Lembro-me de um antigo cartum, acho que publicado em O Pasquim, onde um pintor espanhol com olhos e sorriso de puro prazer se via diante de um imenso jardim com tela sobre cavalete, tintas e pincéis. Na legenda, a dimensão do desafio: “Gosto muito deste instante onde tudo ainda é possível!”.
Ilustração: Umor |
Para quem não sabe, o cartum era muito utilizado por jornais e revistas, no século passado, para sintetizar com alguns traços um ponto de vista, estimulando a reflexão e provocando riso sobre um tema qualquer da atualidade. É parecido com a charge, mas não retrata personagens conhecidos nem é ácido, irônico, com o comportamento humano e seus deslizes.
São raros os momentos em que nos deparamos, tal como o pintor, com essa situação onde é possível construir o que queremos, mesmo sem trazer à cena nossas cicatrizes ou feridas abertas. Afirmar que “tudo é possível”, na maioria das vezes, não passa de profissão de fé.
Há quem goste de frases feitas do tipo “viva o presente, pois o futuro ainda não existe e o passado já passou”. Como se pudesse matar a sede de anteontem com uma gota d’água. Nem com gatos funciona assim, dado que têm medo de água morna por conta de algum banho quente ou gelado que vivenciaram.
É difícil ater-se somente ao que se vê ou faz em determinado momento, sem recorrer à memória. É natural o sobrevoo sobre o passado para adoçar ou salgar narrativas, transformando fatos históricos naquilo que poderia ter acontecido e não aconteceu.
Não caio no lugar-comum de dizer que uma mentira bem contada tem o condão de se tornar verdade. Isso é outra coisa, típica de gente falsa, sem caráter. Não falo da mentira cruel, vil, que prejudica aos outros. Aceito apenas aquela que arredonda as quinas de um caso banal temperando-o com um pouco de humor, drama e pimenta, arte na qual Ariano Suassuna “é” mestre.
Também não quero que acreditem totalmente naquilo que acabo de escrever e tomem como sentenças definitivas. Vira e mexe discordo até de mim mesmo porque ser intransigente com o que se pensa é coisa de doido. Noutras palavras, minha versão matutina sobre algo não bate necessariamente com a vespertina e não vejo nisso incoerência alguma. É caminhando que os sapatos e os calos se entendem.
Vejam vocês como é a vida! Um dia me contaram que eu nasci no país do futuro – tropical, abençoado e bonito por natureza! – e que esse futuro não tardaria a chegar. Se chegou, ninguém sabe, ninguém viu. Reservo-me o direito, portanto, de escarafunchar as possíveis causas disso e tentar arrancar o mal pela raiz.

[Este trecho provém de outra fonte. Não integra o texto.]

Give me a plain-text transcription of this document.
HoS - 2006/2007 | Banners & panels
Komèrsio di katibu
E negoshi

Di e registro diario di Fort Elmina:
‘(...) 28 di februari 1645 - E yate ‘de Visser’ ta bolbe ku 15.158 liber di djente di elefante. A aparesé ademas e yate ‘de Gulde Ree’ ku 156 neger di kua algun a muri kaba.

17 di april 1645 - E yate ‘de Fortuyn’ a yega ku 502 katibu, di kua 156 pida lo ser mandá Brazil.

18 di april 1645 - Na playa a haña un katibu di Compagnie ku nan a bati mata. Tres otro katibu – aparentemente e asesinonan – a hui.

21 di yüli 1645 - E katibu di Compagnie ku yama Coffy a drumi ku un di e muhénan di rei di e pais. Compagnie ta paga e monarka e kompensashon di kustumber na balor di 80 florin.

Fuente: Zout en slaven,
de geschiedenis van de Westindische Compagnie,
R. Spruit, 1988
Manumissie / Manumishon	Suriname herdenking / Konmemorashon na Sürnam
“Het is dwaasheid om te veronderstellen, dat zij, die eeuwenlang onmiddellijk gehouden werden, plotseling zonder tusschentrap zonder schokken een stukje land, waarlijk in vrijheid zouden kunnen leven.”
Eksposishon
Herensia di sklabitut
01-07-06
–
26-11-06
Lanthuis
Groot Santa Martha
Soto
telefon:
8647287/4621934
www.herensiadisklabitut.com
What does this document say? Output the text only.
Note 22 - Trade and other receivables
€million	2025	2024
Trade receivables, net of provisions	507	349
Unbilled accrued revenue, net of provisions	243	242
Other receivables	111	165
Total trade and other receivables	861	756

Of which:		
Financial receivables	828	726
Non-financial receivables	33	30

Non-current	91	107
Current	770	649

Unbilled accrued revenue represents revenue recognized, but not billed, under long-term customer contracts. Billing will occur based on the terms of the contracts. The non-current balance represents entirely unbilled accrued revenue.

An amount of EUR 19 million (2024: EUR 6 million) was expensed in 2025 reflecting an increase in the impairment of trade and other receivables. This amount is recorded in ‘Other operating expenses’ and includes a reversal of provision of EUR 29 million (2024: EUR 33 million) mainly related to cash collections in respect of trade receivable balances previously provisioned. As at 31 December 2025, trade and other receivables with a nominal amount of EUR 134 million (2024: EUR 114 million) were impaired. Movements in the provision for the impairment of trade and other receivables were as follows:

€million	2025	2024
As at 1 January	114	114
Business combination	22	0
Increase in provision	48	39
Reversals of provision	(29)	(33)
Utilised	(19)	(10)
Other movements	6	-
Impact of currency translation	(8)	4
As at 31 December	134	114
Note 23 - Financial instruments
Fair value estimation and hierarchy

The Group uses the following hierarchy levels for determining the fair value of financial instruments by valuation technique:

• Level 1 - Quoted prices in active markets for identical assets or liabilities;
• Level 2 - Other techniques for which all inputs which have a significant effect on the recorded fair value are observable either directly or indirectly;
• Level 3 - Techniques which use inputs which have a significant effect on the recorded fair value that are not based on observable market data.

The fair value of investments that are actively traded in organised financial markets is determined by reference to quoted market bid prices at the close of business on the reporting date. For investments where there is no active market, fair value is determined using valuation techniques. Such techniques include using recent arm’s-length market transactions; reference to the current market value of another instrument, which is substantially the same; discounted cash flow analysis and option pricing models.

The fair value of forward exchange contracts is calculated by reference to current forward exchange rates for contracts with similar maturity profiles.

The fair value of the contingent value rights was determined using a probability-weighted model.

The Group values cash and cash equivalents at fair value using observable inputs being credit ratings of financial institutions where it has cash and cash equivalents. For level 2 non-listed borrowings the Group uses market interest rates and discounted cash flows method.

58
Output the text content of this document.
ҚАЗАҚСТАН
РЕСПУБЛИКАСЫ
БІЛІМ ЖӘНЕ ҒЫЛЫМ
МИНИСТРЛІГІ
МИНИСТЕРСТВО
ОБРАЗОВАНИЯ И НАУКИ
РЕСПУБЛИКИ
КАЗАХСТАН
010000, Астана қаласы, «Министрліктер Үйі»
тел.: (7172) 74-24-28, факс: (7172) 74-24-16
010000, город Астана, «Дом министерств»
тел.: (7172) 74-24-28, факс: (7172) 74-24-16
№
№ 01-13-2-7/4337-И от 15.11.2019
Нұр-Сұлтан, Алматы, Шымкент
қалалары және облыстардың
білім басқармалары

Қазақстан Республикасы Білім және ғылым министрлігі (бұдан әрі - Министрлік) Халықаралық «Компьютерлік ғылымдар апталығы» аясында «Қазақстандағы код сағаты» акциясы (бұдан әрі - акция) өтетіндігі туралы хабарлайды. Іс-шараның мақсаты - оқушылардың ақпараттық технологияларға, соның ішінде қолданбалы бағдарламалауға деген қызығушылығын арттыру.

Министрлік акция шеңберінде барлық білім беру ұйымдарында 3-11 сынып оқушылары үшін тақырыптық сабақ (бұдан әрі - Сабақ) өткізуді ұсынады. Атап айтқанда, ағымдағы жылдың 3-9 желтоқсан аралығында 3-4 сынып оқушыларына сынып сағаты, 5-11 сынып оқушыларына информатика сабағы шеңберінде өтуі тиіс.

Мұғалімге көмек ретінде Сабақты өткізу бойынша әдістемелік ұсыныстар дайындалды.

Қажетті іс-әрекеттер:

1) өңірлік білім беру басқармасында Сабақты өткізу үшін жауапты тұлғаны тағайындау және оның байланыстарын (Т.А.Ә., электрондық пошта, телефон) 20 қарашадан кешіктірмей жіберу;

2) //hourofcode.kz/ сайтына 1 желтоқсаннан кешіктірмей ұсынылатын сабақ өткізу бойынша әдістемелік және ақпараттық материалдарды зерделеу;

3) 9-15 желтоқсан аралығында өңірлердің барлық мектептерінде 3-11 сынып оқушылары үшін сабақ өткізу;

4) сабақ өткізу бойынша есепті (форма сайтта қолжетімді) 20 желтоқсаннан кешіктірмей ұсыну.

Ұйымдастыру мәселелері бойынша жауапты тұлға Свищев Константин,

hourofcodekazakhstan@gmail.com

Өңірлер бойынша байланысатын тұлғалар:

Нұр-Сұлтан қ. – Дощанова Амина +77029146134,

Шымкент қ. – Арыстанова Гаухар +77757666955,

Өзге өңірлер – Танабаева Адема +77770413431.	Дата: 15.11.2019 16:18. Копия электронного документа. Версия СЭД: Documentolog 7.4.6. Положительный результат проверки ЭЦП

Retrocedo então a bobina do filme (ok, isso não existe mais!) até 26 de janeiro de 1500, e o que vejo? O navegador espanhol Vicente Yáñez Pinzon desembarcando na enseada de Suape, Cabo de Santo Agostinho, litoral sul pernambucano. Três meses antes de Pedro Álvares Cabral aportar no litoral sul baiano.
Noto que a Espanha não reivindica para si a descoberta de Pindorama, registrada por Pinzon e por outros cronistas historiadores como Pietro Martire d’Ánghiera. A contragosto, imagino, respeitará o Tratado de Tordesilhas, assinado com Portugal em 1494, que dividia entre as duas Coroas as terras “descobertas e por descobrir” fora da Europa.
Algo me diz que será melhor para todos, colonizadores e nativos colonizáveis, se, como citado no início do texto, diante da fartura de recursos disponíveis e em nome da Coroa espanhola, Pinzon declarar, em alto e bom som: “Gosto muito deste instante onde tudo ainda é possível!”.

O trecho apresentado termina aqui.